Furieuse, la France porte l’« affaire du Courbet » à l’Otan. Mais à Bruxelles, Paris se retrouve bien seule. Saisi par la représentation permanente française, le secrétaire général du traité de l’Atlantique nord, Jens Stoltenberg, tente tout d’abord de minimiser l’incident. Il ne s’agit que d’un « désaccord entre alliés », assure-t-il, d’autant que l’alliance ne prévoit aucun mécanisme de sanction ou d’exclusion contre ses membres. Pis, seuls huit pays, tous européens, sur les trente membres de l’Otan, appuient la France dans sa démarche. Sous la pression des Européens, Jens Stoltenberg finit tout de même par autoriser l’ouverture d’une enquête. Classée secret-défense, elle ne semble guère avoir donné raison à la partie française.

« Le rapport de l’Otan dit de manière claire que, eu égard aux éléments dont elle dispose, l’organisation n’est pas en mesure d’établir une responsabilité dans cette affaire », assure la source diplomatique turque. À Paris, on ronge son frein. « Lorsque notre ambassade écrit que le rapport n’a pas établi les faits, c’est peut-être que l’Otan a hésité à conduire une enquête d’une manière claire alors que tous les éléments factuels étaient rapportés », insiste-t-on, avant d’enfoncer le clou : « Il y a peut-être une certaine habitude de nonchalance par rapport aux écarts de conduite de la Turquie ». Passablement irritée par l’affaire, la France s’est retirée temporairement de la mission de surveillance de l’Otan en Méditerranée.

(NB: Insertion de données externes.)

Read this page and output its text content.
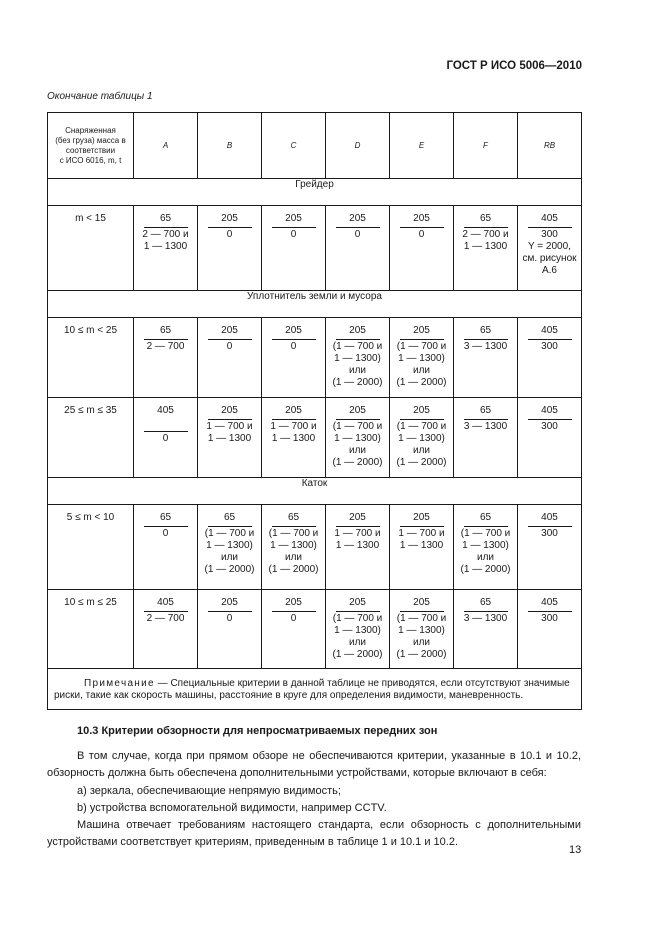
ГОСТ Р ИСО 5006—2010
Окончание таблицы 1
Снаряженная
(без груза) масса в
соответствии
с ИСО 6016, m, t	A	B	C	D	E	F	RB
Грейдер							
m < 15	65
2 — 700 и
1 — 1300	205
0	205
0	205
0	205
0	65
2 — 700 и
1 — 1300	405
300
Y = 2000,
см. рисунок
А.6

Уплотнитель земли и мусора							
10 ≤ m < 25	65
2 — 700	205
0	205
0	205
(1 — 700 и
1 — 1300)
или
(1 — 2000)	205
(1 — 700 и
1 — 1300)
или
(1 — 2000)	65
3 — 1300	405
300

25 ≤ m ≤ 35	405
0	205
1 — 700 и
1 — 1300	205
1 — 700 и
1 — 1300	205
(1 — 700 и
1 — 1300)
или
(1 — 2000)	205
(1 — 700 и
1 — 1300)
или
(1 — 2000)	65
3 — 1300	405
300

Каток							
5 ≤ m < 10	65
0	65
(1 — 700 и
1 — 1300)
или
(1 — 2000)	65
(1 — 700 и
1 — 1300)
или
(1 — 2000)	205
1 — 700 и
1 — 1300	205
1 — 700 и
1 — 1300	65
(1 — 700 и
1 — 1300)
или
(1 — 2000)	405
300

10 ≤ m ≤ 25	405
2 — 700	205
0	205
0	205
(1 — 700 и
1 — 1300)
или
(1 — 2000)	205
(1 — 700 и
1 — 1300)
или
(1 — 2000)	65
3 — 1300	405
300

Примечание — Специальные критерии в данной таблице не приводятся, если отсутствуют значимые риски, такие как скорость машины, расстояние в круге для определения видимости, маневренность.							
10.3 Критерии обзорности для непросматриваемых передних зон

В том случае, когда при прямом обзоре не обеспечиваются критерии, указанные в 10.1 и 10.2, обзорность должна быть обеспечена дополнительными устройствами, которые включают в себя:

a) зеркала, обеспечивающие непрямую видимость;

b) устройства вспомогательной видимости, например CCTV.

Машина отвечает требованиям настоящего стандарта, если обзорность с дополнительными устройствами соответствует критериям, приведенным в таблице 1 и 10.1 и 10.2.

13
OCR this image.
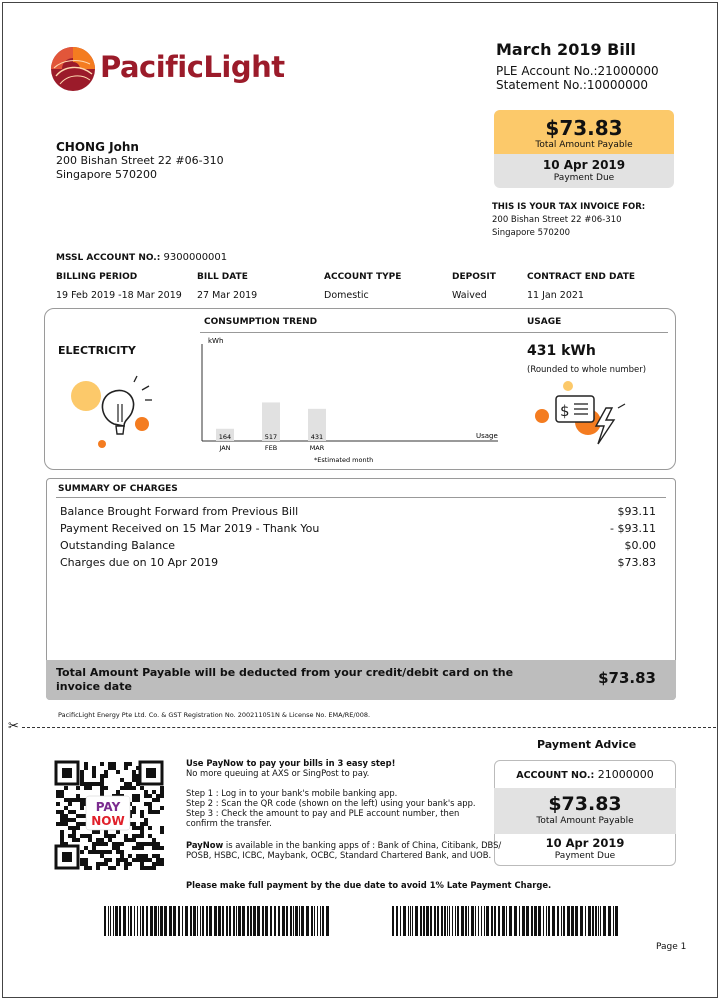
PacificLight
March 2019 Bill
PLE Account No.:21000000
Statement No.:10000000
$73.83
Total Amount Payable
10 Apr 2019
Payment Due
THIS IS YOUR TAX INVOICE FOR:
200 Bishan Street 22 #06-310
Singapore 570200
CHONG John
200 Bishan Street 22 #06-310
Singapore 570200
MSSL ACCOUNT NO.: 9300000001
BILLING PERIOD
19 Feb 2019 -18 Mar 2019
BILL DATE
27 Mar 2019
ACCOUNT TYPE
Domestic
DEPOSIT
Waived
CONTRACT END DATE
11 Jan 2021
CONSUMPTION TREND	USAGE
ELECTRICITY	431 kWh
(Rounded to whole number)
$
kWh
Usage
164
JAN
517
FEB
431
MAR
*Estimated month
SUMMARY OF CHARGES
Balance Brought Forward from Previous Bill	$93.11
Payment Received on 15 Mar 2019 - Thank You	- $93.11
Outstanding Balance	$0.00
Charges due on 10 Apr 2019	$73.83
Total Amount Payable will be deducted from your credit/debit card on the invoice date	$73.83
PacificLight Energy Pte Ltd. Co. & GST Registration No. 200211051N & License No. EMA/RE/008.
✂
Payment Advice
ACCOUNT NO.: 21000000
$73.83
Total Amount Payable
10 Apr 2019
Payment Due
PAY
NOW
Use PayNow to pay your bills in 3 easy step!
No more queuing at AXS or SingPost to pay.
Step 1 : Log in to your bank's mobile banking app.
Step 2 : Scan the QR code (shown on the left) using your bank's app.
Step 3 : Check the amount to pay and PLE account number, then
confirm the transfer.
PayNow is available in the banking apps of : Bank of China, Citibank, DBS/
POSB, HSBC, ICBC, Maybank, OCBC, Standard Chartered Bank, and UOB.
Please make full payment by the due date to avoid 1% Late Payment Charge.
Page 1
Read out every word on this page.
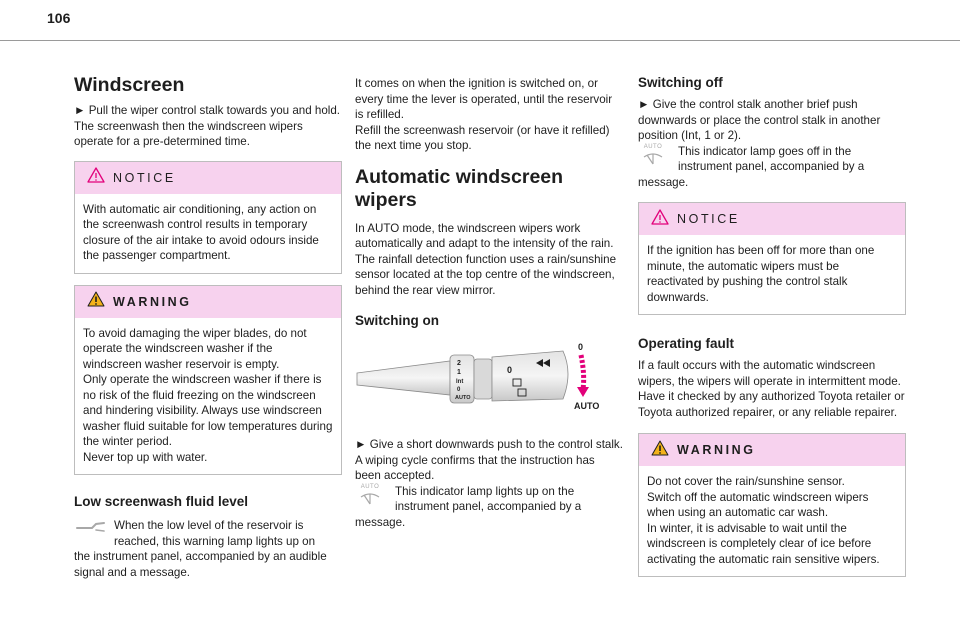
106
Windscreen

► Pull the wiper control stalk towards you and hold.

The screenwash then the windscreen wipers operate for a pre-determined time.

NOTICE

With automatic air conditioning, any action on the screenwash control results in temporary closure of the air intake to avoid odours inside the passenger compartment.

WARNING

To avoid damaging the wiper blades, do not operate the windscreen washer if the windscreen washer reservoir is empty.

Only operate the windscreen washer if there is no risk of the fluid freezing on the windscreen and hindering visibility. Always use windscreen washer fluid suitable for low temperatures during the winter period.

Never top up with water.

Low screenwash fluid level

When the low level of the reservoir is reached, this warning lamp lights up on

the instrument panel, accompanied by an audible signal and a message.

It comes on when the ignition is switched on, or every time the lever is operated, until the reservoir is refilled.

Refill the screenwash reservoir (or have it refilled) the next time you stop.

Automatic windscreen wipers

In AUTO mode, the windscreen wipers work automatically and adapt to the intensity of the rain.

The rainfall detection function uses a rain/sunshine sensor located at the top centre of the windscreen, behind the rear view mirror.

Switching on
2
1
Int
0
AUTO
0
0
AUTO

► Give a short downwards push to the control stalk.

A wiping cycle confirms that the instruction has been accepted.

AUTO This indicator lamp lights up on the instrument panel, accompanied by a

message.

Switching off

► Give the control stalk another brief push downwards or place the control stalk in another position (Int, 1 or 2).

AUTO This indicator lamp goes off in the instrument panel, accompanied by a

message.

NOTICE

If the ignition has been off for more than one minute, the automatic wipers must be reactivated by pushing the control stalk downwards.

Operating fault

If a fault occurs with the automatic windscreen wipers, the wipers will operate in intermittent mode.

Have it checked by any authorized Toyota retailer or Toyota authorized repairer, or any reliable repairer.

WARNING

Do not cover the rain/sunshine sensor.

Switch off the automatic windscreen wipers when using an automatic car wash.

In winter, it is advisable to wait until the windscreen is completely clear of ice before activating the automatic rain sensitive wipers.
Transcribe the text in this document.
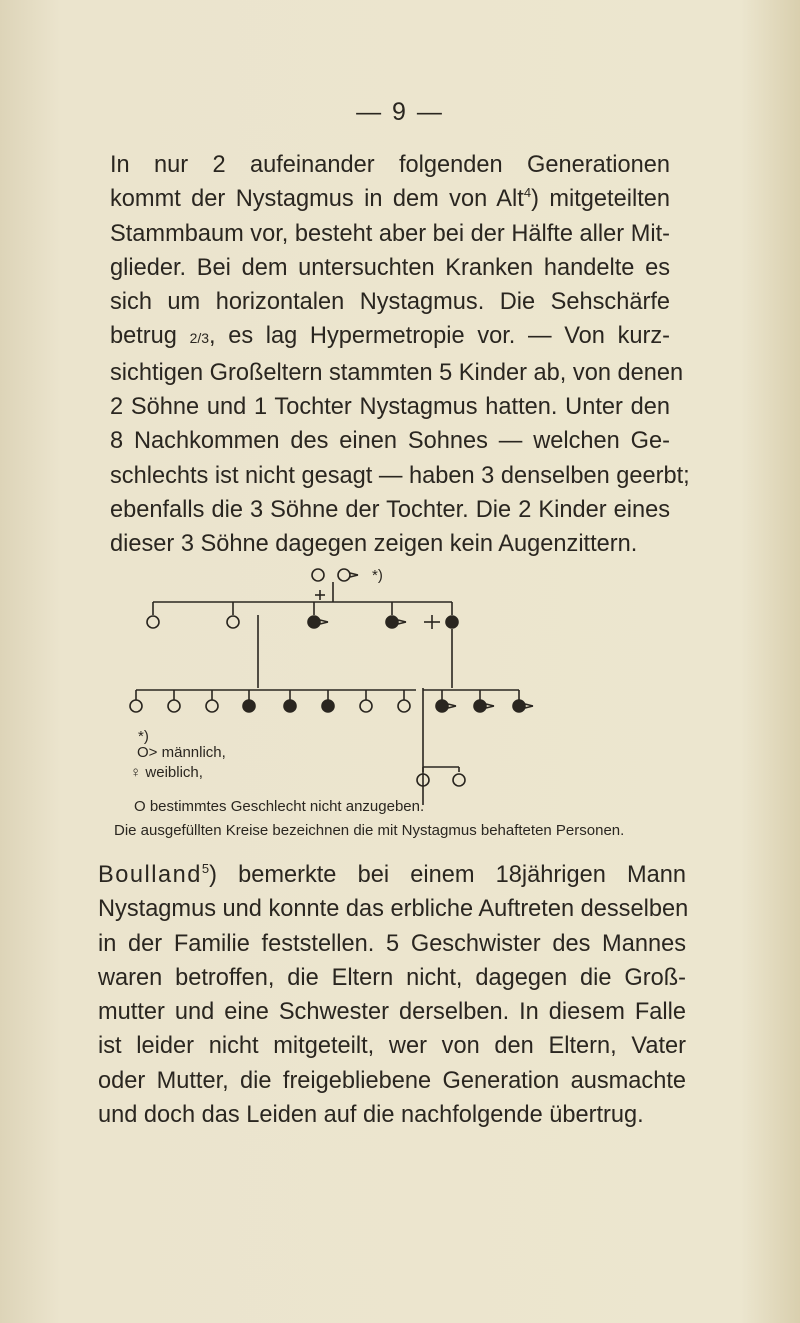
— 9 —
In nur 2 aufeinander folgenden Generationen
kommt der Nystagmus in dem von Alt$^4$) mitgeteilten
Stammbaum vor, besteht aber bei der Hälfte aller Mit-
glieder. Bei dem untersuchten Kranken handelte es
sich um horizontalen Nystagmus. Die Sehschärfe
betrug 2/3, es lag Hypermetropie vor. — Von kurz-
sichtigen Großeltern stammten 5 Kinder ab, von denen
2 Söhne und 1 Tochter Nystagmus hatten. Unter den
8 Nachkommen des einen Sohnes — welchen Ge-
schlechts ist nicht gesagt — haben 3 denselben geerbt;
ebenfalls die 3 Söhne der Tochter. Die 2 Kinder eines
dieser 3 Söhne dagegen zeigen kein Augenzittern.
*)
*)
O> männlich,
♀ weiblich,
O bestimmtes Geschlecht nicht anzugeben.
Die ausgefüllten Kreise bezeichnen die mit Nystagmus behafteten Personen.
Boulland$^5$) bemerkte bei einem 18jährigen Mann
Nystagmus und konnte das erbliche Auftreten desselben
in der Familie feststellen. 5 Geschwister des Mannes
waren betroffen, die Eltern nicht, dagegen die Groß-
mutter und eine Schwester derselben. In diesem Falle
ist leider nicht mitgeteilt, wer von den Eltern, Vater
oder Mutter, die freigebliebene Generation ausmachte
und doch das Leiden auf die nachfolgende übertrug.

L’épisode illustre le statut d’État intouchable dont bénéficie la Turquie au sein de l’Alliance de l’Atlantique nord. Deuxième plus grande armée de l’Otan derrière les États-Unis, la Turquie abrite également sur son sol la base d’Incirlik, indispensable à l’organisation pour ses opérations au Proche-Orient. « Le souci avec l’Otan est qu’il s’agit d’une machine américaine qui a pour habitude de mettre tous les problèmes sous le tapis, afin de ne pas perdre l’allié turc », déplore une source diplomatique française. Recep Tayyip Erdogan joue également à merveille de sa proximité avec Donald Trump, qui avoue lui-même être « grand fan du président » turc. Le président turc serait d’ailleurs le chef d’État étranger que le pensionnaire de la Maison-Blanche appellerait le plus, selon les confidences de l’ex-conseiller américain à la sécurité nationale John Bolton dans son livre The Room Where It Happened.

« Le président Trump a de bonnes relations avec le président Erdogan, et d’excellentes relations avec le président Macron, une vraie amitié », a souligné mercredi le conseiller américain à la sécurité nationale, estimant que le pensionnaire de la Maison-Blanche pouvait servir de médiateur entre les deux pays. « Il peut aider à assurer que nos amis et nos alliés, spécialement l’État français, sont en sécurité et traité selon les règles concernant tout incident dans la mer. »

Mais pour la France, il semble déjà trop tard. Emmanuel Macron l’a répété le 22 juin dernier : l’affaire du Courbet est « une des plus belles démonstrations qui soient » de la « mort cérébrale de l’Otan ».